Zalacaín es a la gastronomía española lo que María Callas a la ópera o lo que Ingrid Bergman al cine, un clásico entre los clásicos. Además se encuentra en estos momentos en un perfecto estado de forma.
Más de cuarenta años al más alto nivel culinario avalan su trayectoria. Por aquí ha pasado lo más granado de la sociedad, la política, las finanzas y la cultura de nuestro país. El restaurante, ubicado en una recóndita bocacalle de María de Molina y al que se accede subiendo unas escaleras es el paradigma de la tradición. Cuando llamas para reservar, la persona que está al otro lado del teléfono te pregunta sutilmente si es la primera vez que acudes al local, velada fórmula que indica que aquí la etiqueta sigue siendo indispensable.
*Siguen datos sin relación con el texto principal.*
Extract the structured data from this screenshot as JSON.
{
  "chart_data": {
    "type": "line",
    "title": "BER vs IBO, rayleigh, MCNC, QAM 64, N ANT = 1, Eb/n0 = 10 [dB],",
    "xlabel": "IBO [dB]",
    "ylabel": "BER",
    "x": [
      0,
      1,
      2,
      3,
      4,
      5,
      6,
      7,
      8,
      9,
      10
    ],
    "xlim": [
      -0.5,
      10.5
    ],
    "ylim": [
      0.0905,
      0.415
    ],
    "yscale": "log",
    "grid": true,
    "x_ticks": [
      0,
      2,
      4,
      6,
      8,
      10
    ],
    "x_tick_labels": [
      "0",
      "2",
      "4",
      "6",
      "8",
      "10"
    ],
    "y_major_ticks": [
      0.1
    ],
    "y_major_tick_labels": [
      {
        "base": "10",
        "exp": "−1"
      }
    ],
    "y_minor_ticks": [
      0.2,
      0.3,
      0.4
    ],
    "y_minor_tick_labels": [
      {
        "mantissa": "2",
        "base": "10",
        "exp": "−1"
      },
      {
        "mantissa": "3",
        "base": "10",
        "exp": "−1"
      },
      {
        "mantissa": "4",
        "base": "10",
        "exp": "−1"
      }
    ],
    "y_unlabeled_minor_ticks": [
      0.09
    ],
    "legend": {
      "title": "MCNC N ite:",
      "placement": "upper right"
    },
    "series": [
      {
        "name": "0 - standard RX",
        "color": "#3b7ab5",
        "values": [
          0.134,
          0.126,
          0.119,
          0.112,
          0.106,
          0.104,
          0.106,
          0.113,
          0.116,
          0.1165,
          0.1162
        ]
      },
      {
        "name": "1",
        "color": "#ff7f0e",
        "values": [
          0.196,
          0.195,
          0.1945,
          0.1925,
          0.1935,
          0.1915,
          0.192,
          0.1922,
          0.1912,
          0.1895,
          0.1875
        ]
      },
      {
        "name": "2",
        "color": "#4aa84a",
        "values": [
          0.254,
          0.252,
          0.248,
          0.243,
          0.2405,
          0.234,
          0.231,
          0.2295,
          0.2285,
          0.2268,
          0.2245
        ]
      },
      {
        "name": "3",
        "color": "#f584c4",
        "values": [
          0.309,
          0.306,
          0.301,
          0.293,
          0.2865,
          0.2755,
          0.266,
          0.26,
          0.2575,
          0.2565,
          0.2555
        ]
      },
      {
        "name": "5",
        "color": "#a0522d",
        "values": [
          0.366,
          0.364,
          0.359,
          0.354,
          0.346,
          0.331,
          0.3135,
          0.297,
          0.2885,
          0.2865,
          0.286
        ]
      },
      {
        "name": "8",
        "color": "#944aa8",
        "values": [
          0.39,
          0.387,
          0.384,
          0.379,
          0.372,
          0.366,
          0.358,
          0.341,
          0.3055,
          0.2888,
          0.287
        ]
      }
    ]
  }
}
Tras sus muros, mullidas moquetas, maderas nobles, aparadores o visillos de aire ochentero que tal vez necesitarían una revisión, nos recuerdan, cada uno en su estilo, al barcelonés "Via Veneto" o al tristemente desaparecido "Las Cuatro Estaciones". El servicio, formal, diligente y profesional es a la vez cercano y atento haciéndote sentir muy cómodo desde que tomas asiento hasta que te devuelven los abrigos y te marchas. Todo gracias a un veterano equipo pendiente del cliente pero que no atosiga y que funciona como un reloj suizo. Poco nuevo se puede apuntar de Custodio López Zamarra, pionero de la sumillería española, persona humilde y de británicas maneras, o de Carmelo Pérez, el jefe de sala, el vigía de que todo funcione y esté en orden o de Juan Antonio Medina, chef discípulo de Benjamín Urdiain.
Su cocina se basa en dos pilares fundamentales: el producto, variado, estacional y de primerísimo orden y las preparaciones académicas. La oferta es amplia y abarca multitud de platos, la mayoría preparados sin sorpresas, con salsas y guarniciones "a la antigua", pero con un punto perfecto de sal, cocción y especias y perfecto control de las temperaturas. Hay platos que han aguantado el paso del tiempo y las modas como el "Bacalao Tellagorri", el búcaro "Don Pío" o la lasagna de hongos y otros que van cambiando adaptándose a las exigencias actuales y con ciertos guiños a la modernidad. Las raciones son generosas, el camarero de turno no escatimará en servirte la casi totalidad del acompañamiento. Los postres, golosos en general están muy conseguidos, curioso aspecto que se repite en casi todos los establecimientos de este corte.
El otro día pedimos una excelente menestra de verduras, un brioche de anguila con queso brie y crema de hongos, el mejor steak tartar con patatas soufflées del mundo y un centro de solomillo con foie. Para terminar, crema de vainilla al horno y tarta de chocolate con frambuesa, ambos geniales.
La carta de vinos es enciclopédica, con más de ochocientas etiquetas y contiene referencias de toda nuestra geografía. La selección de espirituosos también es enorme. Por rizar el rizo, quizá se echen de menos más blancos, más añadas viejas y más botellas extranjeras. Los precios no son excesivamente caros para lo que podríamos pensar de antemano, en general están multiplicados por dos. Bebimos una manzanilla Fernando de Castilla, dos copas de Laurent-Perrier, un Vale Meão 05, una copa de Kracher y un Oremus 5 puttonyos.
Mantelería, cristalería, cubertería de plata y vajilla de exquisito nivel, ésta última fabricada en exclusiva por la prestigiosa firma Villeroy & Boch.
Todo lo anteriormente mencionado, con mantequilla, croquetas y otros rebozados de aperitivo, botella de agua, dos cocacolas, y petit fours con una teja brutal salió a 303€. El año pasado por mi cumpleaños mi mujer y yo pagamos cerca de 500€ en un afamado restaurante de la capital de estilo moderno que no mencionaré y el disfrute fue menor.
No soy quien para juzgar en qué nos tenemos que gastar el dinero, pero creo que toda persona que se precie de ser un buen gastrónomo debería al menos una vez en la vida visitar templos como Zalacaín, el primer tres estrellas español. Nos empeñamos muchas veces con restaurantes que pretenden empezar la casa por la ventana, que son flor de un día y que son aclamados por una crítica que muchas veces denosta lo clásico ignorando que al fin y al cabo esto es la base de todo lo demás. Aquí hay sabor pero al mismo tiempo también hay mesura. Porque ya lo decía Picasso, "para saber desdibujar, primero hay que saber dibujar".